(※写真はイメージです/PIXTA)
株価の動向…「短期は急落、中期は上値が重くなる」可能性
投資家にとっても、いまは我慢のときといえます。
●短期(数日〜数週間)
・地政学リスクが高まると、投資家は金や米国債などの安全資産に資金を移しがち
・そのため、株価は一時的に急落しやすい
・新しいニュースが出るたびに市場が敏感に反応し、乱高下が起きやすい
●中期(数ヵ月)
・ホルムズ海峡封鎖で原油価格が高騰
・企業のコスト増 → 利益圧迫 → 株価の上値が重くなる
・景気後退リスクが高まり、投資家のリスク回避姿勢が続く可能性
なお、株価の面だけでいうと、株価を本当に大きく動かすのは戦争そのものよりも、金融危機や信用収縮のような経済の根幹を揺るがす事態です。
地政学リスクが高まるなかでの投資家としての行動
こうした状況下において投資家は、以下のような行動を心掛けるようにしましょう。
・情報収集と分析:常に最新の国際情勢や経済動向を把握し、それがどのような産業に影響を与えるかを分析する。
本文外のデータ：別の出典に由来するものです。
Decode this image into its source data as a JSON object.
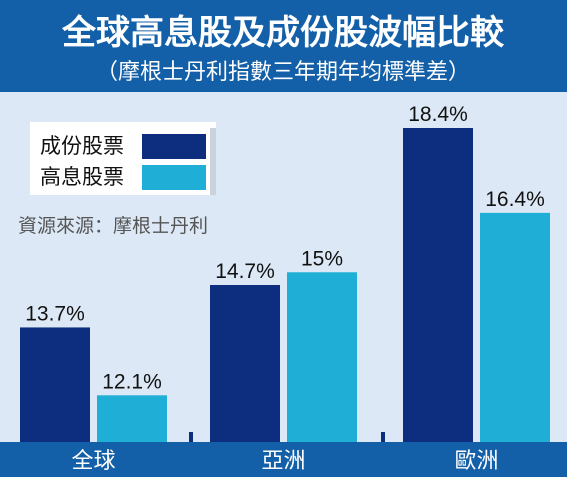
{
  "header": {
    "title": "全球高息股及成份股波幅比較",
    "subtitle": "（摩根士丹利指數三年期年均標準差）"
  },
  "source": "資源來源：摩根士丹利",
  "colors": {
    "header_bg": "#1360a8",
    "plot_bg": "#dce8f5",
    "series_dark": "#0d2d7e",
    "series_light": "#1eaed6",
    "axis_band": "#1360a8"
  },
  "chart_data": {
    "type": "bar",
    "categories": [
      "全球",
      "亞洲",
      "歐洲"
    ],
    "series": [
      {
        "name": "成份股票",
        "values": [
          13.7,
          14.7,
          18.4
        ],
        "labels": [
          "13.7%",
          "14.7%",
          "18.4%"
        ]
      },
      {
        "name": "高息股票",
        "values": [
          12.1,
          15,
          16.4
        ],
        "labels": [
          "12.1%",
          "15%",
          "16.4%"
        ]
      }
    ],
    "title": "全球高息股及成份股波幅比較",
    "subtitle": "（摩根士丹利指數三年期年均標準差）",
    "ylim": [
      11,
      18.4
    ],
    "legend": "top-left",
    "grid": false
  }
}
・ポートフォリオの分散:特定の産業、地域、資産クラスに集中せず、投資対象を幅広く分散することでリスクを軽減する。
・リスク許容度の確認:自身の資産状況やリスク許容度を再確認し、不安な場合は無理のない範囲で投資を行う。
家計負担は「年間8.9万円増」を大きく上回る可能性
第一生命経済研究所は、4人家族の場合の2026年の家計負担が“年間8.9万円増えるという試算を公表しています。
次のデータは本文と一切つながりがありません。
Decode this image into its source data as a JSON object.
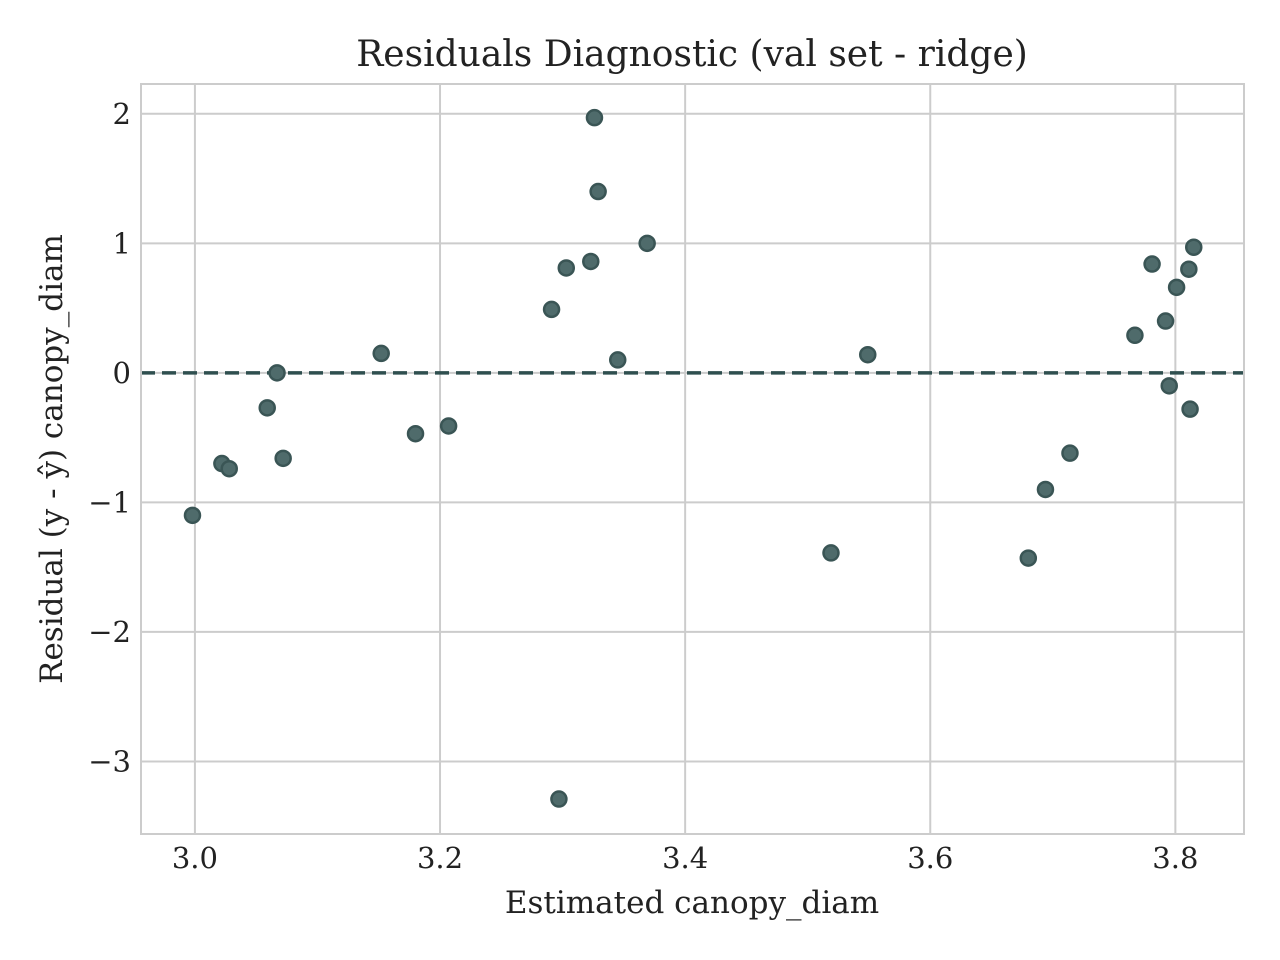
{
  "chart_data": {
    "type": "scatter",
    "title": "Residuals Diagnostic (val set - ridge)",
    "xlabel": "Estimated canopy_diam",
    "ylabel": "Residual (y - ŷ) canopy_diam",
    "xlim": [
      2.956,
      3.856
    ],
    "ylim": [
      -3.56,
      2.23
    ],
    "xticks": [
      3.0,
      3.2,
      3.4,
      3.6,
      3.8
    ],
    "xtick_labels": [
      "3.0",
      "3.2",
      "3.4",
      "3.6",
      "3.8"
    ],
    "yticks": [
      2,
      1,
      0,
      -1,
      -2,
      -3
    ],
    "ytick_labels": [
      "2",
      "1",
      "0",
      "−1",
      "−2",
      "−3"
    ],
    "grid": true,
    "reference_line": {
      "y": 0,
      "style": "dashed",
      "color": "#2f4f4f"
    },
    "marker_color": "#4f6b6b",
    "marker_edge_color": "#3a5555",
    "series": [
      {
        "x": [
          2.998,
          3.022,
          3.028,
          3.059,
          3.067,
          3.072,
          3.152,
          3.18,
          3.207,
          3.291,
          3.303,
          3.323,
          3.326,
          3.329,
          3.345,
          3.369,
          3.297,
          3.519,
          3.549,
          3.68,
          3.694,
          3.714,
          3.767,
          3.781,
          3.792,
          3.795,
          3.801,
          3.811,
          3.812,
          3.815
        ],
        "y": [
          -1.1,
          -0.7,
          -0.74,
          -0.27,
          0.0,
          -0.66,
          0.15,
          -0.47,
          -0.41,
          0.49,
          0.81,
          0.86,
          1.97,
          1.4,
          0.1,
          1.0,
          -3.29,
          -1.39,
          0.14,
          -1.43,
          -0.9,
          -0.62,
          0.29,
          0.84,
          0.4,
          -0.1,
          0.66,
          0.8,
          -0.28,
          0.97
        ]
      }
    ]
  }
}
しかし、今回のホルムズ海峡封鎖は、日本にとって最悪級の外部ショックであり、ガソリン・電気・ガス・食品・物流コストの上昇が重なるため、この8.9万円を大きく上回る負担増になる可能性が高いと考えられます。家計は「待てば楽になる」状況ではなく、早めの対策が必要な局面に入ったのです。
家庭でできる物価高対策(固定費→変動費→資産の順)
物価高や円安は私たちの力では止められませんが、家計の見直しや資産の持ち方を工夫することで、負担を確実に和らげることはできます。優先順位をつけて取り組みましょう。
1.固定費の見直し(最も効果が大きい)
・通信費の削減:格安SIMへの切り替えなど、年間3〜6万円の削減
・保険の見直し:不要な特約の整理
・サブスクの棚卸し:月1,000円でも年間1万2,000円
→一度見直すと“毎月自動で節約”になるため、最優先で取り組むべき項目。
2.変動費の最適化(すぐに効果が出る)
・ガソリン:給油アプリ・会員割引、移動の効率化
・電気/ガス:プラン見直し、フィルター掃除、待機電力の削減
・食品/日用品:特売日、まとめ買い、冷凍保存、プライベートブランドの活用、ポイント経済圏
→日々の工夫で数千円〜数万円の差が出る。
3.資産の持ち方を工夫する(中期的な備え)
・円安に強い資産を少し持つ(外貨/金など)
・現金だけで持つリスクを分散
→物価高/円安が長期化する可能性に備える。
先行きが不透明な時代だからこそ、「備える力」が家計の安心につながります。